La habitación parecía cara, pero impersonal.

Mi cabeza se sentía como si hubiera sido partida por un martillo.

Un dolor pulsante latía detrás de mis ojos.

Me lamí los labios.

Amargos.

Alcohol.

Una ola de pánico surgió dentro de mí.

¿Qué pasó anoche?

Lo último que recordaba era la fiesta.

Luego Michelle.

Luego
Nada.

Me levanté de un salto, con náuseas retorciéndose en mi estómago mientras buscaba mi teléfono.

Cuando finalmente lo encontré, estaba explotando.

Notificaciones acumuladas.

Enlaces abiertos.

Voces clamando en mi cabeza.

Varen:
—¿Qué demonios, Kiel?

¿Por qué vinculaste a toda la manada anoche diciendo que querías sexo?

Thorne:
—¿Dónde estás?

¿Qué carajo estabas haciendo con Michelle?

Miré los mensajes, entumecido.

Mis dedos se movieron torpemente mientras intentaba responder:
—No lo sé.

Acabo de despertar.

Mi cabeza— No puedo recordar nada.

—Solo ven a casa —respondió Varen.

Cerré el vínculo mental y dejé caer el teléfono.

El dolor en mi pecho se extendió mientras me vestía y salía apresuradamente de la habitación, mi estómago retorciéndose más con cada segundo que pasaba.

De vuelta en la casa de la manada, Thorne ya estaba esperando junto a la entrada principal.

No dijo una palabra al principio—solo se quedó allí con los brazos cruzados, la mandíbula apretada.

Luego Varen se unió a él, y los dos parecían estatuas—tallados en piedra, inquebrantables y fríos.

Sabía que estaba en problemas.

Pero no tenía respuestas que dar.

—Explica —dijo Thorne al fin.

Su voz era plana, pero podía sentir la decepción crepitando por debajo.

Tragué saliva con dificultad, dando un paso adelante.

—No sé qué pasó —dije—.

Te lo juro—no recuerdo nada después de la fiesta.

Simplemente desperté y
—Vinculaste a toda la manada —dijo Varen, su voz tranquila, pero impregnada de furia—.

No solo a nosotros.

Toda la manada te escuchó decir eso.

—No era mi intención —susurré.

Entonces William apareció con los otros dos Betas, cada uno sosteniendo un dispositivo.

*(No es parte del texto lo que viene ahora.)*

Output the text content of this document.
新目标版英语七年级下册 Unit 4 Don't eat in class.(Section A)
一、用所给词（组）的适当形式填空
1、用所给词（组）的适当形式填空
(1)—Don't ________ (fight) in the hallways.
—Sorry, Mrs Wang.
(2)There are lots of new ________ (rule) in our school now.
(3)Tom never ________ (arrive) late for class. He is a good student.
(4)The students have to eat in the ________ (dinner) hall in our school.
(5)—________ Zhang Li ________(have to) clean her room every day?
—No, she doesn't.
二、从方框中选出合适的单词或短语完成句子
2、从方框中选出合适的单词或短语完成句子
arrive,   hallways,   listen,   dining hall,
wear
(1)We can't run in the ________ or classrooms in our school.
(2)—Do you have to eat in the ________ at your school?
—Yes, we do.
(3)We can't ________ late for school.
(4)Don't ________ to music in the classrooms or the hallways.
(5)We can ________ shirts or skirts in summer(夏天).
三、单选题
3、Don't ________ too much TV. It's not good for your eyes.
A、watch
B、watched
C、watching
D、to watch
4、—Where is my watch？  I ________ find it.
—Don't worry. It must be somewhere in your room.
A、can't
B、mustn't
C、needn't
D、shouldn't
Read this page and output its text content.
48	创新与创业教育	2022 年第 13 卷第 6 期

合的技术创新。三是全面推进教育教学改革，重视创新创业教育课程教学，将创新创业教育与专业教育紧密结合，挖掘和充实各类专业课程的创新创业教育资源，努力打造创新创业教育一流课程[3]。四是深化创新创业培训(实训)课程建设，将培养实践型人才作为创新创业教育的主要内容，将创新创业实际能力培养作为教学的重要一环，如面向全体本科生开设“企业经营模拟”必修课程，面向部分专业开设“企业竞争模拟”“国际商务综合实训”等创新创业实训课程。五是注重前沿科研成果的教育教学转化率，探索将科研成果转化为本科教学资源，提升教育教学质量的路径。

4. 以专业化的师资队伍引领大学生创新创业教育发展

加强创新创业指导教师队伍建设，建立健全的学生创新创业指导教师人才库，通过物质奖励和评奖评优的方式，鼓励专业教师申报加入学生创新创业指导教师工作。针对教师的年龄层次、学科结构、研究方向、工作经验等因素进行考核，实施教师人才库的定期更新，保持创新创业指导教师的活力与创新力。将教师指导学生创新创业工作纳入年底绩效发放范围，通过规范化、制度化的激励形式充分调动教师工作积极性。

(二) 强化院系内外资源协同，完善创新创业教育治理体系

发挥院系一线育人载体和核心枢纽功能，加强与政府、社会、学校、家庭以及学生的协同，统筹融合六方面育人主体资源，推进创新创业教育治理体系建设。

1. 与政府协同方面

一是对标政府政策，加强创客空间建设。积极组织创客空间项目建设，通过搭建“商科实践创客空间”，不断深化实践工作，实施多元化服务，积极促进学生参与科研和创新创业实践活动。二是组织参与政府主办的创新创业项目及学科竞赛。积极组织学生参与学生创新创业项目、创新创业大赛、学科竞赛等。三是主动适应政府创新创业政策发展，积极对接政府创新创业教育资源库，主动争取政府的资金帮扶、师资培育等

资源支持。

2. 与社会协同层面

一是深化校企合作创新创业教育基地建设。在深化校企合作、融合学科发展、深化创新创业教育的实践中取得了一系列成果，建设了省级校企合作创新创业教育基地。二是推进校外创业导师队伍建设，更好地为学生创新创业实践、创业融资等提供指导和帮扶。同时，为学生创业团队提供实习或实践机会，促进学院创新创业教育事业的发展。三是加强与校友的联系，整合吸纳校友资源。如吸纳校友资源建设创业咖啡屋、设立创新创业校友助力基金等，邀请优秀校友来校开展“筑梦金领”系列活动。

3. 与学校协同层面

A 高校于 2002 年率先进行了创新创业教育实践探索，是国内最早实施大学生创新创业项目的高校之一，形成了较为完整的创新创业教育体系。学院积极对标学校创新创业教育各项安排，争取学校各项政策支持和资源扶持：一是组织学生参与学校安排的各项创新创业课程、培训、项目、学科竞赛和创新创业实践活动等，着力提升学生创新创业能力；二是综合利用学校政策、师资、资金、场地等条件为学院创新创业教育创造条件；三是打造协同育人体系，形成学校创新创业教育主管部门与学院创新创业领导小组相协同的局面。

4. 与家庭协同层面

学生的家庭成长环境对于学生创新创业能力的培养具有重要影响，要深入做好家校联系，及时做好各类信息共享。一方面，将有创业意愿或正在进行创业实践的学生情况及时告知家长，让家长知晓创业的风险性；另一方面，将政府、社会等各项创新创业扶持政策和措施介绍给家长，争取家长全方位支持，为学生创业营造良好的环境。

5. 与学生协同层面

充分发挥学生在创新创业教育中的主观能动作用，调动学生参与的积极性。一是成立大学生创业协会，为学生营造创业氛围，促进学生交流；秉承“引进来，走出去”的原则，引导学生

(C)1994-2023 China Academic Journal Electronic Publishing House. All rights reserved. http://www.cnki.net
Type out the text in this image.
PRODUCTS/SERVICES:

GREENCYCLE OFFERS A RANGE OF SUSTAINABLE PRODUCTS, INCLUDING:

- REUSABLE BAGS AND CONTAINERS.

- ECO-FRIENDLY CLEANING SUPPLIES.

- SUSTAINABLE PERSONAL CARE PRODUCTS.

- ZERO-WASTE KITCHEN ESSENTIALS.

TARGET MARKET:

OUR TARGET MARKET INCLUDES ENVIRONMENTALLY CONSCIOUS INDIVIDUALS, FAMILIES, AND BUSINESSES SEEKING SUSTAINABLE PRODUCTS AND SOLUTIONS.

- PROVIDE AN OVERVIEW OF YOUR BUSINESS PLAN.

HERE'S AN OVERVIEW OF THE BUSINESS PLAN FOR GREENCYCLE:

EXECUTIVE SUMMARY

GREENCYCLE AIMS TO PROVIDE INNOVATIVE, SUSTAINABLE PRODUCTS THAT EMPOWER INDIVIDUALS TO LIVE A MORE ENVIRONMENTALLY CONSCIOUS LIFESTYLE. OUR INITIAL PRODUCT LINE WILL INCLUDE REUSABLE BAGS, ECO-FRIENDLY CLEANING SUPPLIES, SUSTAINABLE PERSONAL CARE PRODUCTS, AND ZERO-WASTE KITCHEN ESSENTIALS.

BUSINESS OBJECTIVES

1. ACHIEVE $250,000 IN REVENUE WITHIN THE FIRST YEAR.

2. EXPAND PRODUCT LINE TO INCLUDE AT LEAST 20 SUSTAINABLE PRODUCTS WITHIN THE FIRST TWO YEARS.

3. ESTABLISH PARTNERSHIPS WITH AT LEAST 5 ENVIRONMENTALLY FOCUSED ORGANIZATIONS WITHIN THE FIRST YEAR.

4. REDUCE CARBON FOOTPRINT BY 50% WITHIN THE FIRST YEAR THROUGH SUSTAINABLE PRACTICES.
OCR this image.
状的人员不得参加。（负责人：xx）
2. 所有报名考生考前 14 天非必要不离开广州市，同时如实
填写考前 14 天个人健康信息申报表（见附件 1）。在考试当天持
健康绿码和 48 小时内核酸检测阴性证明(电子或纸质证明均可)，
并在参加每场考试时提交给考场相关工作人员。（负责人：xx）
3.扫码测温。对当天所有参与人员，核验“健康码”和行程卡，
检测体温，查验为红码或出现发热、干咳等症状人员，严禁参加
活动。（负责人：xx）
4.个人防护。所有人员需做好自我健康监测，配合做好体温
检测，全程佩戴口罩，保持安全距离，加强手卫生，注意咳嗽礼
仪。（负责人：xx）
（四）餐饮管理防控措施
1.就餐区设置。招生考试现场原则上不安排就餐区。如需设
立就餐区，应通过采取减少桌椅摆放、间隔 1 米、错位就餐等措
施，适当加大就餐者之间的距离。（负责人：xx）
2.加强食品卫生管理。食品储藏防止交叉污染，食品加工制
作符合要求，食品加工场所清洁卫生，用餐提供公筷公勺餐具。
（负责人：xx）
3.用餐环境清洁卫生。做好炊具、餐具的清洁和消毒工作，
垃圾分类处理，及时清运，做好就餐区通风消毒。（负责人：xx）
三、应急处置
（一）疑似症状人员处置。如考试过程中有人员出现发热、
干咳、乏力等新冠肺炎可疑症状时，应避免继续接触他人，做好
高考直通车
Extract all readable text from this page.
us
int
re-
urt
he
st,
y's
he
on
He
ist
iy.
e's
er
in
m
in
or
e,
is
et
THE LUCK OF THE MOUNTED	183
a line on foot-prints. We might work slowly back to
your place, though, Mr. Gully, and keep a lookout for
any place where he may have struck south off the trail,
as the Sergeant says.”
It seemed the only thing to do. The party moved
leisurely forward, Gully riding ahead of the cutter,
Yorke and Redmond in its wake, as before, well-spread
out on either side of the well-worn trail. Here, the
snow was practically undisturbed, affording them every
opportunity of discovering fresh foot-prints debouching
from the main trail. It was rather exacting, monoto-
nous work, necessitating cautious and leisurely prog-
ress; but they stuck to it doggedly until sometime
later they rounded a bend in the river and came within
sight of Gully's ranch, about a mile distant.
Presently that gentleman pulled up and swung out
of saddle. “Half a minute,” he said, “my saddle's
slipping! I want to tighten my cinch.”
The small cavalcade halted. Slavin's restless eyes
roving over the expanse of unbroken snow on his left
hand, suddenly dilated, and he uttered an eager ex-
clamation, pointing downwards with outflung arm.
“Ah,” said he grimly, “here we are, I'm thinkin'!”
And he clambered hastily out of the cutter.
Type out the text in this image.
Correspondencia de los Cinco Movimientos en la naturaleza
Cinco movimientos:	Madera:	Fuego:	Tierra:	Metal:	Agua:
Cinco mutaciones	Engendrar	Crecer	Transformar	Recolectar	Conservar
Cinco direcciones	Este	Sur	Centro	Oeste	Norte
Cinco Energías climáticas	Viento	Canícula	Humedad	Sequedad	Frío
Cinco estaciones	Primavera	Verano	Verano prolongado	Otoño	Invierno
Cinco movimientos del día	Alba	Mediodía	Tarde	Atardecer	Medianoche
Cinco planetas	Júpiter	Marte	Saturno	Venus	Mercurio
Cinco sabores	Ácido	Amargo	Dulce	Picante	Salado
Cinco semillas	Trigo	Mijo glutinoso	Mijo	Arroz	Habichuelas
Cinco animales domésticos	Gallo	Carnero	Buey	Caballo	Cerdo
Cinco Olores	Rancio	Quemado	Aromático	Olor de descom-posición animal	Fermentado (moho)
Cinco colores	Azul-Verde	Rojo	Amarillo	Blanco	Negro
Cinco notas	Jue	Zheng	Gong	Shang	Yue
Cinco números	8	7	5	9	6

—Hay más —dijo William, con voz cuidadosamente medida.

Giró la tableta en sus manos, y sentí que el fondo de mi estómago caía.

—Hay fotos, Kiel.

Ya están publicadas.

Sitio de la manada.

Todos las han visto.

Mis ojos se agrandaron.

—¿Qué fotos?

William tocó la pantalla.

Y entonces lo vi.

Mi mundo se inclinó.

Allí estaba yo, con los brazos alrededor de Michelle, su rostro enterrado en mi cuello, sus labios cerca de los míos.

Estábamos presionados juntos en el vestíbulo del hotel—captados con perfecta claridad.

Era real.

Mi cabeza daba vueltas.

Mi estómago se revolvió.

No podía respirar.

El horror me invadió como una tormenta, ahogando cada sonido.